THE MUSEUM OF MODERN LOVE

York Theatre, January 25.

8.5/10

Heather’s Rose’s 2016 novel, The Museum of Modern Love, being vast in scope, elaborate in structure and intensely internalised, seemed to defy transposition to the stage. But playwright Tom Holloway has succeeded by smoothing out the structural twists and snaking subplots, making the pervasive sadness about as in-your-face as your mask, and, in a truly inspired decision, by omitting the protagonist.

Aileen Huynh. Top: Julian Garner. All photos: Ten Alphas.

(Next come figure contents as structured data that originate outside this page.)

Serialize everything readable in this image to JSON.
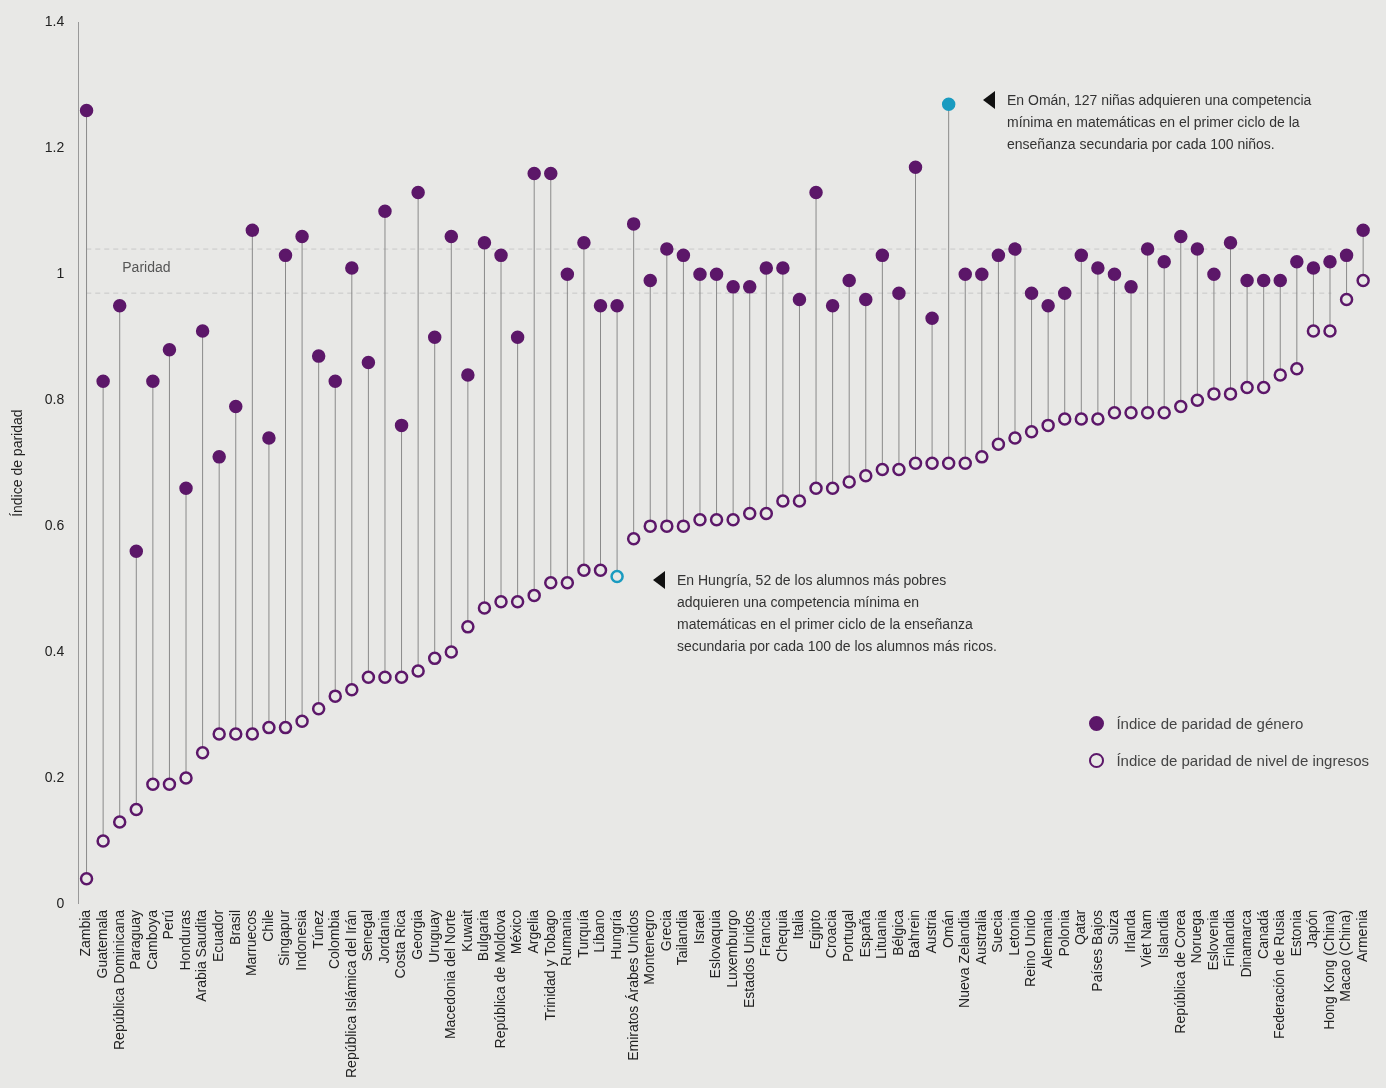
{
  "chart_data": {
    "type": "scatter",
    "ylabel": "Índice de paridad",
    "categories": [
      "Zambia",
      "Guatemala",
      "República Dominicana",
      "Paraguay",
      "Camboya",
      "Perú",
      "Honduras",
      "Arabia Saudita",
      "Ecuador",
      "Brasil",
      "Marruecos",
      "Chile",
      "Singapur",
      "Indonesia",
      "Túnez",
      "Colombia",
      "República Islámica del Irán",
      "Senegal",
      "Jordania",
      "Costa Rica",
      "Georgia",
      "Uruguay",
      "Macedonia del Norte",
      "Kuwait",
      "Bulgaria",
      "República de Moldova",
      "México",
      "Argelia",
      "Trinidad y Tobago",
      "Rumania",
      "Turquía",
      "Líbano",
      "Hungría",
      "Emiratos Árabes Unidos",
      "Montenegro",
      "Grecia",
      "Tailandia",
      "Israel",
      "Eslovaquia",
      "Luxemburgo",
      "Estados Unidos",
      "Francia",
      "Chequia",
      "Italia",
      "Egipto",
      "Croacia",
      "Portugal",
      "España",
      "Lituania",
      "Bélgica",
      "Bahrein",
      "Austria",
      "Omán",
      "Nueva Zelandia",
      "Australia",
      "Suecia",
      "Letonia",
      "Reino Unido",
      "Alemania",
      "Polonia",
      "Qatar",
      "Países Bajos",
      "Suiza",
      "Irlanda",
      "Viet Nam",
      "Islandia",
      "República de Corea",
      "Noruega",
      "Eslovenia",
      "Finlandia",
      "Dinamarca",
      "Canadá",
      "Federación de Rusia",
      "Estonia",
      "Japón",
      "Hong Kong (China)",
      "Macao (China)",
      "Armenia"
    ],
    "series": [
      {
        "name": "Índice de paridad de género",
        "type": "scatter",
        "color": "#5c1769",
        "colors": [
          "#5c1769",
          "#5c1769",
          "#5c1769",
          "#5c1769",
          "#5c1769",
          "#5c1769",
          "#5c1769",
          "#5c1769",
          "#5c1769",
          "#5c1769",
          "#5c1769",
          "#5c1769",
          "#5c1769",
          "#5c1769",
          "#5c1769",
          "#5c1769",
          "#5c1769",
          "#5c1769",
          "#5c1769",
          "#5c1769",
          "#5c1769",
          "#5c1769",
          "#5c1769",
          "#5c1769",
          "#5c1769",
          "#5c1769",
          "#5c1769",
          "#5c1769",
          "#5c1769",
          "#5c1769",
          "#5c1769",
          "#5c1769",
          "#5c1769",
          "#5c1769",
          "#5c1769",
          "#5c1769",
          "#5c1769",
          "#5c1769",
          "#5c1769",
          "#5c1769",
          "#5c1769",
          "#5c1769",
          "#5c1769",
          "#5c1769",
          "#5c1769",
          "#5c1769",
          "#5c1769",
          "#5c1769",
          "#5c1769",
          "#5c1769",
          "#5c1769",
          "#5c1769",
          "#1a9bc0",
          "#5c1769",
          "#5c1769",
          "#5c1769",
          "#5c1769",
          "#5c1769",
          "#5c1769",
          "#5c1769",
          "#5c1769",
          "#5c1769",
          "#5c1769",
          "#5c1769",
          "#5c1769",
          "#5c1769",
          "#5c1769",
          "#5c1769",
          "#5c1769",
          "#5c1769",
          "#5c1769",
          "#5c1769",
          "#5c1769",
          "#5c1769",
          "#5c1769",
          "#5c1769",
          "#5c1769",
          "#5c1769"
        ],
        "values": [
          1.26,
          0.83,
          0.95,
          0.56,
          0.83,
          0.88,
          0.66,
          0.91,
          0.71,
          0.79,
          1.07,
          0.74,
          1.03,
          1.06,
          0.87,
          0.83,
          1.01,
          0.86,
          1.1,
          0.76,
          1.13,
          0.9,
          1.06,
          0.84,
          1.05,
          1.03,
          0.9,
          1.16,
          1.16,
          1.0,
          1.05,
          0.95,
          0.95,
          1.08,
          0.99,
          1.04,
          1.03,
          1.0,
          1.0,
          0.98,
          0.98,
          1.01,
          1.01,
          0.96,
          1.13,
          0.95,
          0.99,
          0.96,
          1.03,
          0.97,
          1.17,
          0.93,
          1.27,
          1.0,
          1.0,
          1.03,
          1.04,
          0.97,
          0.95,
          0.97,
          1.03,
          1.01,
          1.0,
          0.98,
          1.04,
          1.02,
          1.06,
          1.04,
          1.0,
          1.05,
          0.99,
          0.99,
          0.99,
          1.02,
          1.01,
          1.02,
          1.03,
          1.07
        ]
      },
      {
        "name": "Índice de paridad de nivel de ingresos",
        "type": "scatter",
        "color": "#5c1769",
        "colors": [
          "#5c1769",
          "#5c1769",
          "#5c1769",
          "#5c1769",
          "#5c1769",
          "#5c1769",
          "#5c1769",
          "#5c1769",
          "#5c1769",
          "#5c1769",
          "#5c1769",
          "#5c1769",
          "#5c1769",
          "#5c1769",
          "#5c1769",
          "#5c1769",
          "#5c1769",
          "#5c1769",
          "#5c1769",
          "#5c1769",
          "#5c1769",
          "#5c1769",
          "#5c1769",
          "#5c1769",
          "#5c1769",
          "#5c1769",
          "#5c1769",
          "#5c1769",
          "#5c1769",
          "#5c1769",
          "#5c1769",
          "#5c1769",
          "#1a9bc0",
          "#5c1769",
          "#5c1769",
          "#5c1769",
          "#5c1769",
          "#5c1769",
          "#5c1769",
          "#5c1769",
          "#5c1769",
          "#5c1769",
          "#5c1769",
          "#5c1769",
          "#5c1769",
          "#5c1769",
          "#5c1769",
          "#5c1769",
          "#5c1769",
          "#5c1769",
          "#5c1769",
          "#5c1769",
          "#5c1769",
          "#5c1769",
          "#5c1769",
          "#5c1769",
          "#5c1769",
          "#5c1769",
          "#5c1769",
          "#5c1769",
          "#5c1769",
          "#5c1769",
          "#5c1769",
          "#5c1769",
          "#5c1769",
          "#5c1769",
          "#5c1769",
          "#5c1769",
          "#5c1769",
          "#5c1769",
          "#5c1769",
          "#5c1769",
          "#5c1769",
          "#5c1769",
          "#5c1769",
          "#5c1769",
          "#5c1769",
          "#5c1769"
        ],
        "values": [
          0.04,
          0.1,
          0.13,
          0.15,
          0.19,
          0.19,
          0.2,
          0.24,
          0.27,
          0.27,
          0.27,
          0.28,
          0.28,
          0.29,
          0.31,
          0.33,
          0.34,
          0.36,
          0.36,
          0.36,
          0.37,
          0.39,
          0.4,
          0.44,
          0.47,
          0.48,
          0.48,
          0.49,
          0.51,
          0.51,
          0.53,
          0.53,
          0.52,
          0.58,
          0.6,
          0.6,
          0.6,
          0.61,
          0.61,
          0.61,
          0.62,
          0.62,
          0.64,
          0.64,
          0.66,
          0.66,
          0.67,
          0.68,
          0.69,
          0.69,
          0.7,
          0.7,
          0.7,
          0.7,
          0.71,
          0.73,
          0.74,
          0.75,
          0.76,
          0.77,
          0.77,
          0.77,
          0.78,
          0.78,
          0.78,
          0.78,
          0.79,
          0.8,
          0.81,
          0.81,
          0.82,
          0.82,
          0.84,
          0.85,
          0.91,
          0.91,
          0.96,
          0.99
        ]
      }
    ],
    "ylim": [
      0,
      1.4
    ],
    "yticks": [
      0,
      0.2,
      0.4,
      0.6,
      0.8,
      1,
      1.2,
      1.4
    ],
    "grid": false,
    "legend": "bottom right",
    "marker": "circle",
    "ref_lines": [
      {
        "axis": "y",
        "value": 1.04,
        "label": "Paridad",
        "line_style": "dashed",
        "color": "#c8c8c8"
      },
      {
        "axis": "y",
        "value": 0.97,
        "line_style": "dashed",
        "color": "#c8c8c8"
      }
    ],
    "annotations": [
      "En Omán, 127 niñas adquieren una competencia mínima en matemáticas en el primer ciclo de la enseñanza secundaria por cada 100 niños.",
      "En Hungría, 52 de los alumnos más pobres adquieren una competencia mínima en matemáticas en el primer ciclo de la enseñanza secundaria por cada 100 de los alumnos más ricos."
    ]
  }
}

That protagonist was Marina Abramovic, the real-life, fearless Serbian performance artist, who in 2010 created The Artist is Present, in which she sat for 75 days in the atrium of the New York’s Museum of Modern Art, while one patron after another sat in a facing chair, and they stared at each other. Was it art? Yes. Abramovic made herself the work, and whether they sat with her for minutes or hours, people were often profoundly moved – just like looking at a painting, sculpture or film, except this also carried echoes of the therapeutic release of emotional blockages.

If Abramovic is not among Holloway’s characters, she is still a god-like presence in the play, changing the lives of the mortals blundering about the stage. To a degree, we, the audience, become her, because from an upstage screen the sometimes haunted faces of those sitting with her stare at us. They are mostly as still as statues until they blink, or a tear forms, or the ghost of a smile plays upon a mouth.

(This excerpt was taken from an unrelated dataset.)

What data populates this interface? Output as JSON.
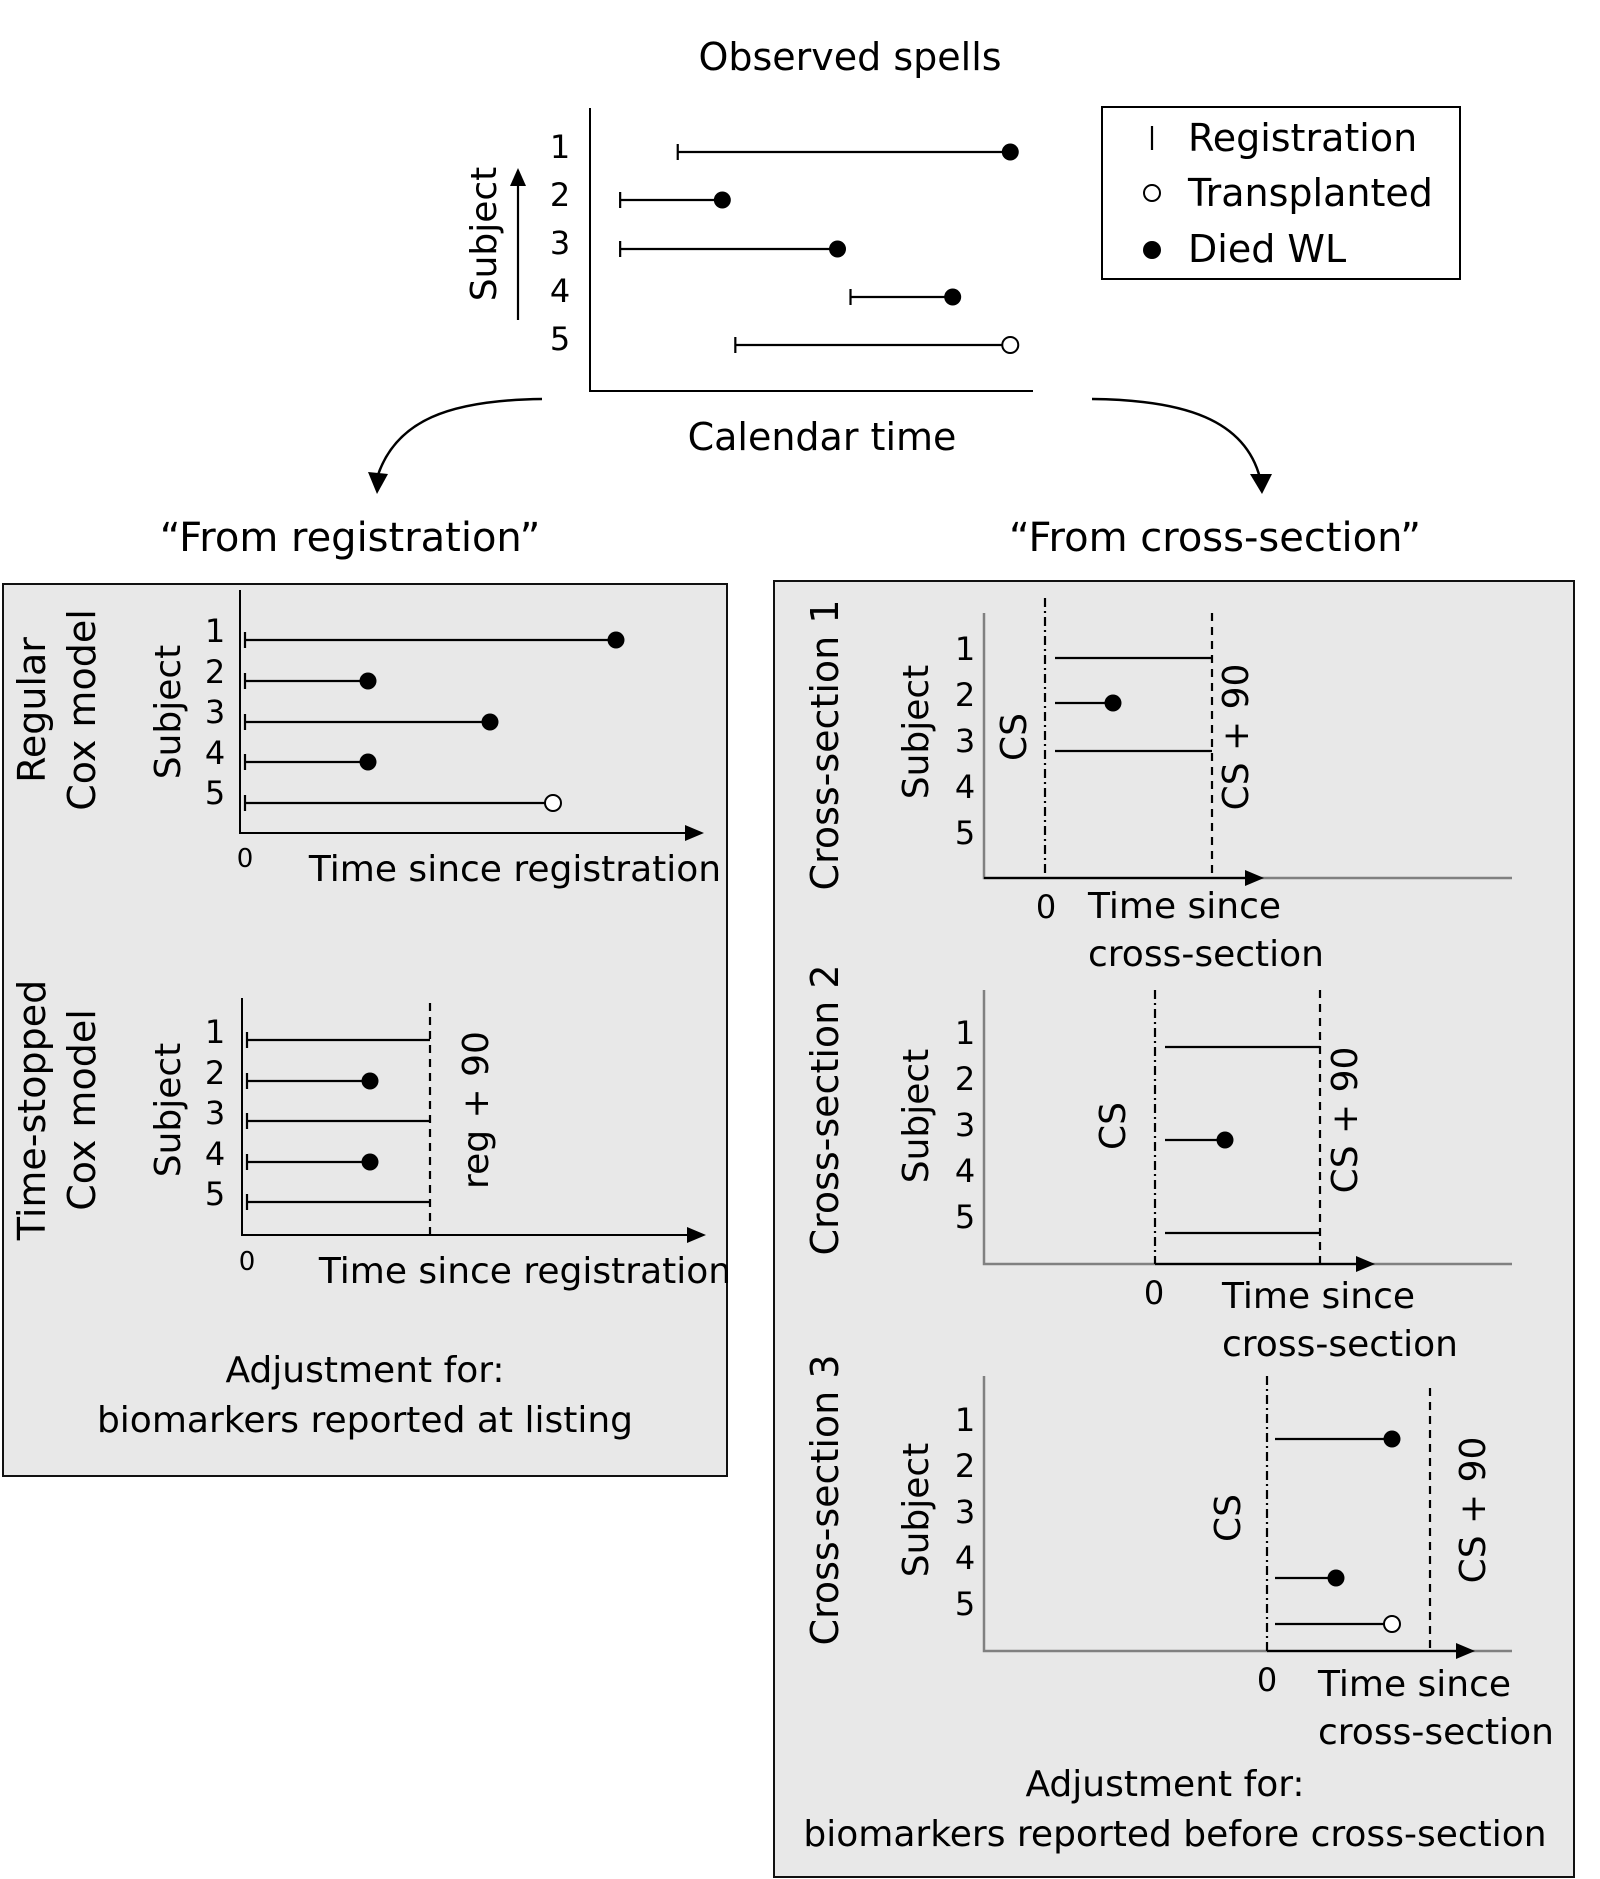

Among them is Arky (Julian Garner), a composer, mainly for film. The lifelong sickness of his wife, Lydia (Tara Morice), an innovative architect, has finally resulted in her hospitalisation with no exit clause. She has drawn up a legal document that allows their daughter, Alice (Harriet Gordon-Anderson) to visit her, but not Arky. She wants him to compose, not see her decompose.

Tata Morice and Harriet Gordon-Anderson. Photos: Ten Alphas.

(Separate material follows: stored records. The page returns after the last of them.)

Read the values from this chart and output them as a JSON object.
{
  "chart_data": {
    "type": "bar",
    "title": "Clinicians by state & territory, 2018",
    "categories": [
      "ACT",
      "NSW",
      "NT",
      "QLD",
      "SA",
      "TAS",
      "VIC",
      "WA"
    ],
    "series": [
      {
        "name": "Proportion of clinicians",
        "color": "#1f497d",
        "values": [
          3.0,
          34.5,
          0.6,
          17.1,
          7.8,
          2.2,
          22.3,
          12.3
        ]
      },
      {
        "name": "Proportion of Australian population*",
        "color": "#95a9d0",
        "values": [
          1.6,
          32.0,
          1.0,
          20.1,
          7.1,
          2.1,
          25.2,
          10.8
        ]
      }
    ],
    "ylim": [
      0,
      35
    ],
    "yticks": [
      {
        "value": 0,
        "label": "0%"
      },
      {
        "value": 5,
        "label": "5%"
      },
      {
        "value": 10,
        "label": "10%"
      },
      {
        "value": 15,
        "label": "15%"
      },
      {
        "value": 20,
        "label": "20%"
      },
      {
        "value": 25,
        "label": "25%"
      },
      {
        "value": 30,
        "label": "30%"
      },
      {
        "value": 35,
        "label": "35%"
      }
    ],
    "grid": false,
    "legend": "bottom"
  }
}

As the title suggests, the work is as much about the nature of love as the nature of art. Five characters – Abramovic, Arky, Lydia, Jane (Sophie Gregg) and perhaps Healayas (Jennifer Rani) have known exhilarating, all-consuming love that was crushing to lose. While the play can’t quite find an equivalence for Rose’s stunning luminosity of prose, it is still mysteriously beautiful, challenging, confronting and poignant. Indeed Lydia’s relationship with her decay is almost a love-affair of its own: her last great work, she tells us, is not creating a thing, but a disintegration.

Director Timothy Jones has assembled a superlative cast, completed by Glenn Hazeldine as Arnold, a loud-mouthed critic, Aileen Huynh as Brittika, a feisty student writing a PhD on Abramovic, and Justin Amankwah portraying incidental characters. Garner’s Arky pulsates with nervous energy, creative energy, guilt and despair. Morice’s Lydia is a heart-rending shell, inside which still lurks a kernel for Arky to try to grasp. Gordon-Andersons’s Alice is convincingly combative, suspicious and hurt: the daughter of two artists who has opted out, into medicine.

Veronique Benett’s costumes are astutely evocative, without suggesting pastiches of the characters, as they dash themselves against life on Stephen Curtis’s Spartan set. The play deftly caters for those unfamiliar with the book, yet one senses it should be even more affecting than it is. A more glaring – although more readily solved – problem lay with vocal projection, especially in the first third of the 100-minute performance. The actors were miked up, partly so reverb effects could suggest the gallery’s cavernous atrium, but the cast must follow Hazeldine and Rani’s lead, and not rely on the amplification. With that addressed, this will be an unmissable jewel.